Любители отождествлять искусство с действительностью вдоволь смеются или негодуют, читая довлатовскую прозу. И эта естественная обыденная реакция верна – если уж и по Сергею Довлатову не почувствовать абсурда нашей жизни, то нужно быть вовсе к ней слепым.
Когда его истории пересказывались как случившиеся в жизни, он только радовался. Радовался именно потому, что слепком с этой жизни они никогда не бывали. Да и пересказать их на самом деле невозможно. Разве что заучив наизусть.
Но парадокс его книг в том и состоит, что на самом деле вся их беззаботно-беспощадная достоверность – мнимая.
Какие бы известные названия улиц и городов, какие бы знакомые фамилии, какую бы «прямую речь» героев в довлатовских текстах ни обнаруживали, их ни в коем случае нельзя расценивать как хроникально-документальное свидетельство. Правдивость вымысла для писателя существеннее верности факту. Протокольной документальностью он пренебрегал, чтобы тут же творчески ее воссоздать.
В прозе Довлатов неточно называет даже собственный день рождения, указывает в «документальном» «Ремесле» 6 октября, на обложках своих западных изданий ставит неверный год отъезда за границу, в разных случаях несходным образом мотивирует одни и те же поступки, личные достижения расценивает как неудачи, в проигрышах видит победу, в недостойных действиях – достоинство.

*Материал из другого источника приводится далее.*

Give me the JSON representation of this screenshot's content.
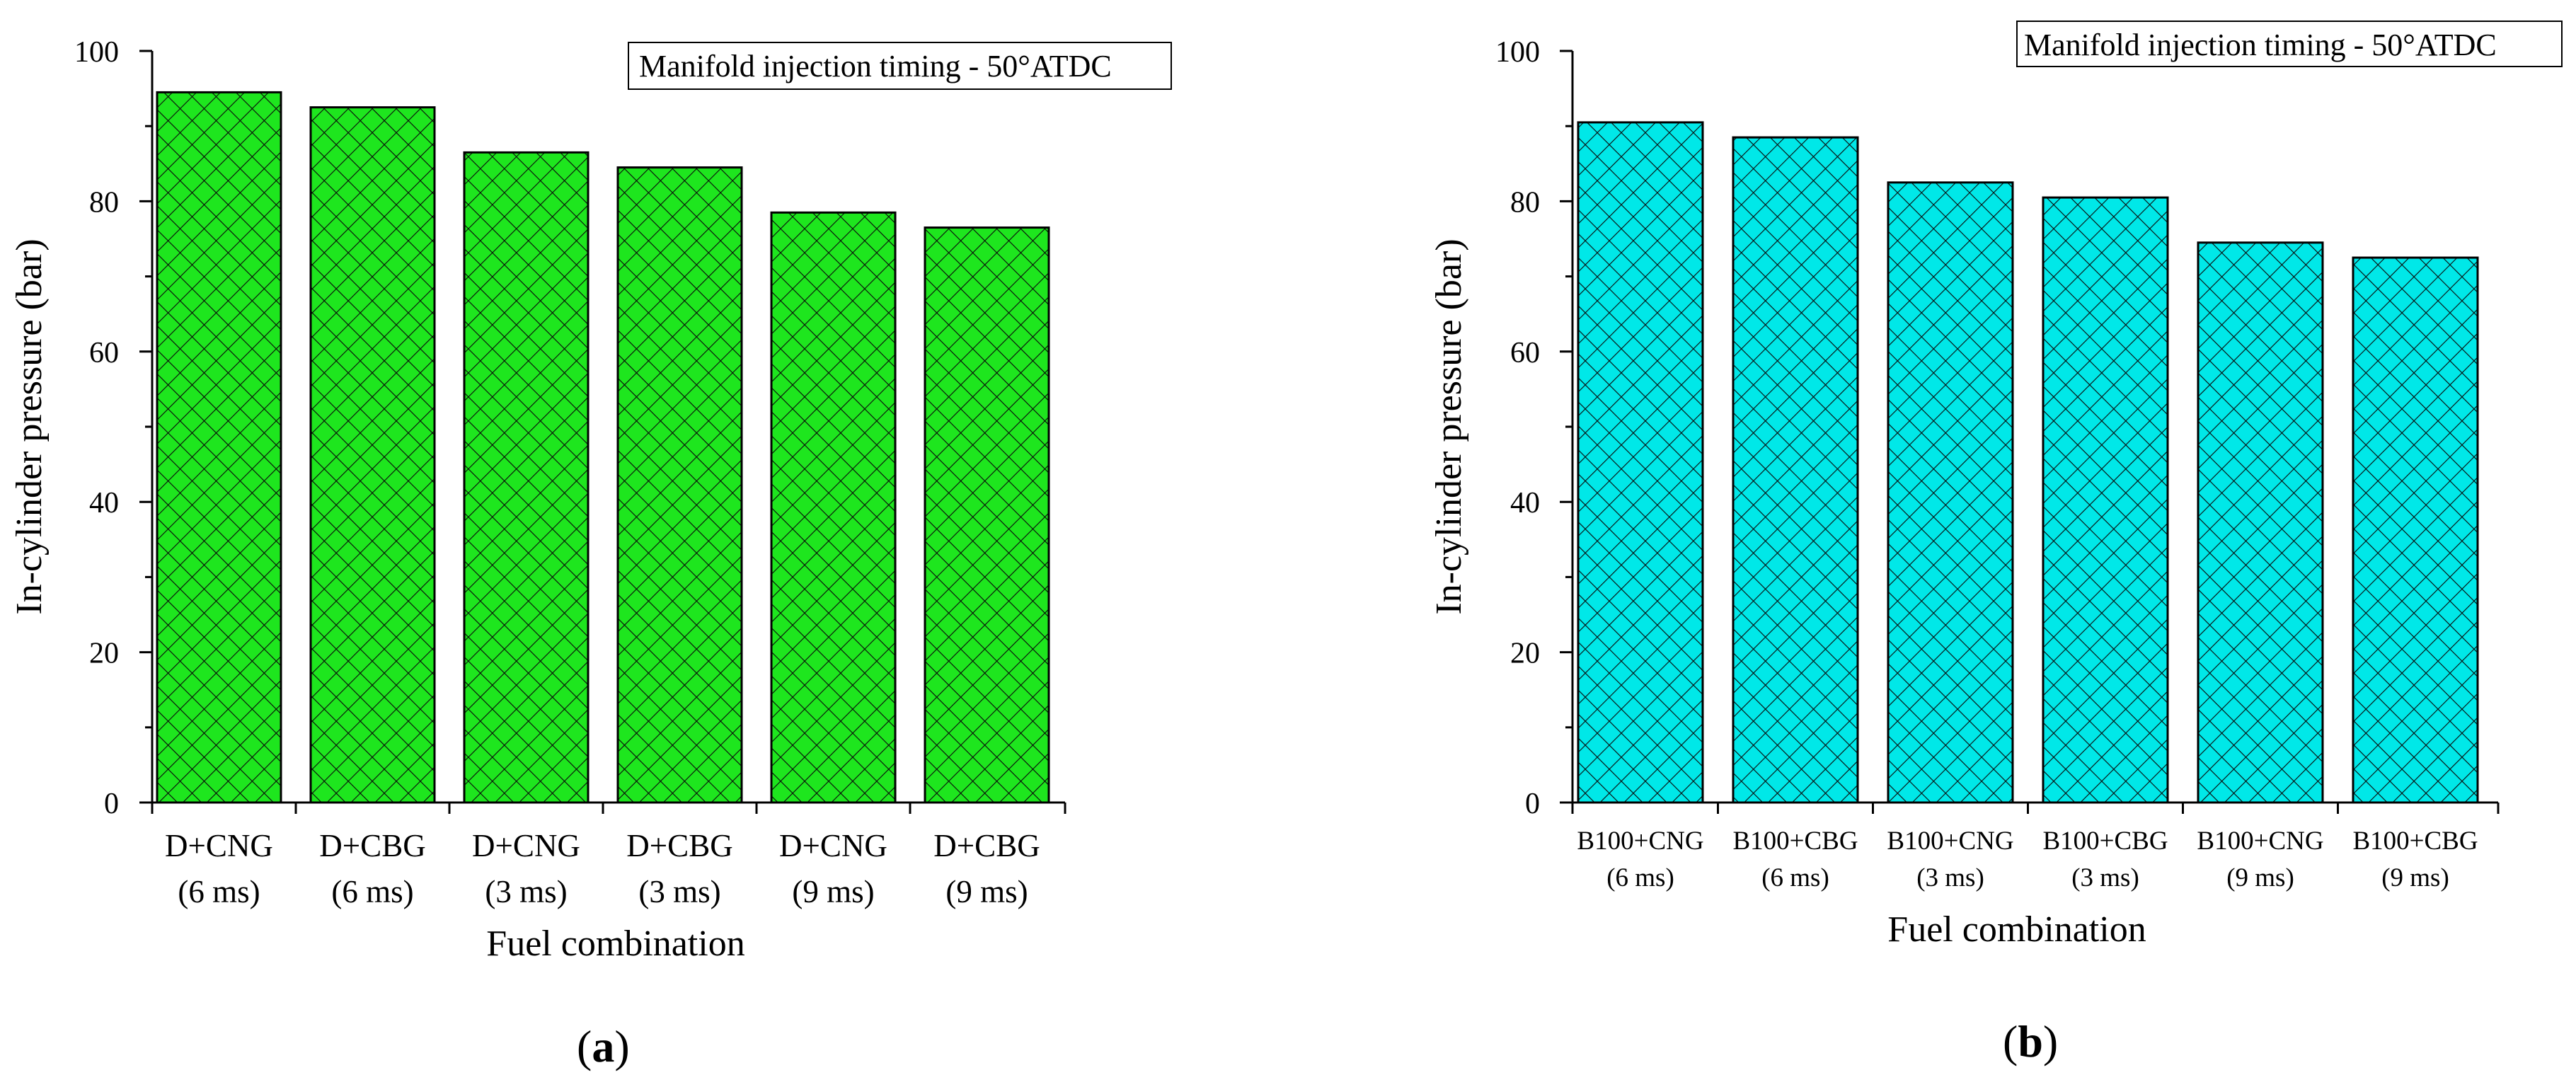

Формулировок он с молодых лет придерживался таких: «потерпел успех», «одержал поражение». И следовал им до конца. Лестные отклики о себе в американской печати прокомментировал однажды так: «Самая большая рецензия появилась в „Миннесота дэйли“. Мне говорили, что в этом штате преобладают олени».
Ошибочно видеть в Сергее Довлатове бытописателя. Вместо копий он создавал в своих рассказах новую сверкающую реальность. Ранние – в духе веяний времени – опыты в жанре «философской ахинеи», как он сам изящно выразился, не требовавшие, подобно стихам, логического обоснования, сильно раскрепостили его воображение. Но и они не оторвали писателя от сути нашей быстротекущей жизни. Действительность в его прозе стала отражаться как бы сквозь цветные витражные стекла – к тому же увеличительные. Сквозь них видишь то, что обычный взгляд заметить не в состоянии. Реальность остается в прозе Довлатова реальностью, но в сравнении с авторским художественным оттиском она обыденнее и тусклее.
Из этого вытекает еще одно обстоятельство: эмоционально доступный читателю рассказчик довлатовских историй идентифицируется с их создателем – восторженно-превозносимым, как любимый артист. Довлатов не просто рассказчик, он – человек-артист, авторский контур в его прозе очерчен, но радужно размыт, диалогически разомкнут.
Художество – дело артистическое, и, чтобы остаться самим собой при свете рампы, нужно наложить на лицо грим. Грим и освещение выявляют важные свойства натуры, в состав самой натуры не входя.
Так что если начать выискивать у Довлатова «кто есть кто» – даже в том случае, когда названы реально существующие люди, – можно наверняка запутаться, а главное, сильно огорчиться. И по весьма своеобразной причине. Хваленая натура – залапаннее и заляпаннее довлатовского полотна.
В отклике на смерть Довлатова Лев Лосев написал: «Есть такое английское выражение „Larger then life“ – крупнее, чем в жизни. Люди, их слова и поступки в рассказах Довлатова становились „larger then life“, живее, чем в жизни. Получалось, что жизнь не такая уж однообразная рутина, что она забавнее, драматичнее, чем кажется. Значит, наши дела не так плохи».
Поэтому о «прототипах» довлатовских историй лучше и не вспоминать. Да и не в них, честно говоря, дело. Отношение художника к людям зависит от его вглядывания в собственную душу.